Two and a half years ago, there were 250,000 to 300,000 turkey farmers. About 2,500 farms sold their products online, said Shakil Mahmud Milon, president of the Turkey Bird Development Association, Bangladesh.
He started his turkey farm in 2003.
“The industry is now ruined. Most of the farmers have shut their farmhouses. Some have converted into native chicken, layer or broiler farms.”
At present, there are no more than 20 to 30 farmers who are only raising turkeys, according to Milon.
He blamed the obstacles from various syndicates, including a section of businesspeople involved in poultry and other chicken varieties, profiteering mentality among a section of farmers and middlemen, and the lack of a proper market chain for the ruin of the industry.
He conducted many seminars, workshops and other programmes across the country to revive the industry. His efforts did not give much yield, leading him to give up in despair.
Milon now has only 35 turkey birds out of 2,500 chickens on his farm, Sundarbans Agro, in Bagerhat.
A number of farmers from different parts of the country said they had shut their business due to the higher cost of production.
This correspondent went to visit a farm in Keraniganj recently. But no sign of the farm could be found as construction work was going on there.
Locals said the farm was shut a couple of months ago as it was not running well.
Debashis Das, director for extension of the Department of Livestock Services, said the farming began as part of an individual initiative.
In the beginning, many people became enthusiastic and bought the chicken at higher prices. Initially, they got a better price, he said.
A turnkey egg was sold for Tk 200 to Tk 250, a turkey chick for Tk 400 to Tk 500, and the meat was retailed at Tk 800 to Tk 1,000 per kg.

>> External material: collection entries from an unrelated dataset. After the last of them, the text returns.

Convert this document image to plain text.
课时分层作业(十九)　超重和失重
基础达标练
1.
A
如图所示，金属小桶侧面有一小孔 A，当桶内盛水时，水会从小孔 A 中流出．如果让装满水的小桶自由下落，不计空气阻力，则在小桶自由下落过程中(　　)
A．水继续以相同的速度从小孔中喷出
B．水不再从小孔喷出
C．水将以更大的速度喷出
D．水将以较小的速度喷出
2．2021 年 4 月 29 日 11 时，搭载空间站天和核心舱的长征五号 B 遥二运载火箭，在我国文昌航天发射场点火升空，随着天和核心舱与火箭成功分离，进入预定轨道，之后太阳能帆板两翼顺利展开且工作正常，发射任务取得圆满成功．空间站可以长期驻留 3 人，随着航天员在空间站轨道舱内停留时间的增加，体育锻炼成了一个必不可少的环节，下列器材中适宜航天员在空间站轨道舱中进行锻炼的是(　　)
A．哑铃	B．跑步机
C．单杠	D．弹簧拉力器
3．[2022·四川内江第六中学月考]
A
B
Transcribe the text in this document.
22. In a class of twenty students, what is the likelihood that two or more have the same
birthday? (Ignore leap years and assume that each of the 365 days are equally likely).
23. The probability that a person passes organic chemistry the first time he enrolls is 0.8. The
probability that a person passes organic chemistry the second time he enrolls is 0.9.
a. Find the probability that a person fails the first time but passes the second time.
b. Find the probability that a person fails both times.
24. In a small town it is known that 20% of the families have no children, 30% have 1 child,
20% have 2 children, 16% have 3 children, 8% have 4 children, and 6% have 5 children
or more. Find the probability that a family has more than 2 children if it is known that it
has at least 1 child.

But when the demand dwindled, farmers could not continue anymore, Das said.
The taste for turkey has not developed in Bangladesh in the way people eat poultry or other varieties of chicken. As a result, there is no market for turkey birds right now.
“There is no commercial future for the industry at the moment. Some people are mainly doing the farming as a hobby.”
According to the Bangladesh Bureau of Statistics, the turkey population in Bangladesh was estimated at 1.44 million.
The main impediments to the turkey industry are price falls, substandard feed at a higher price, and a lack of proper marketing facilities, the livestock department said in a study.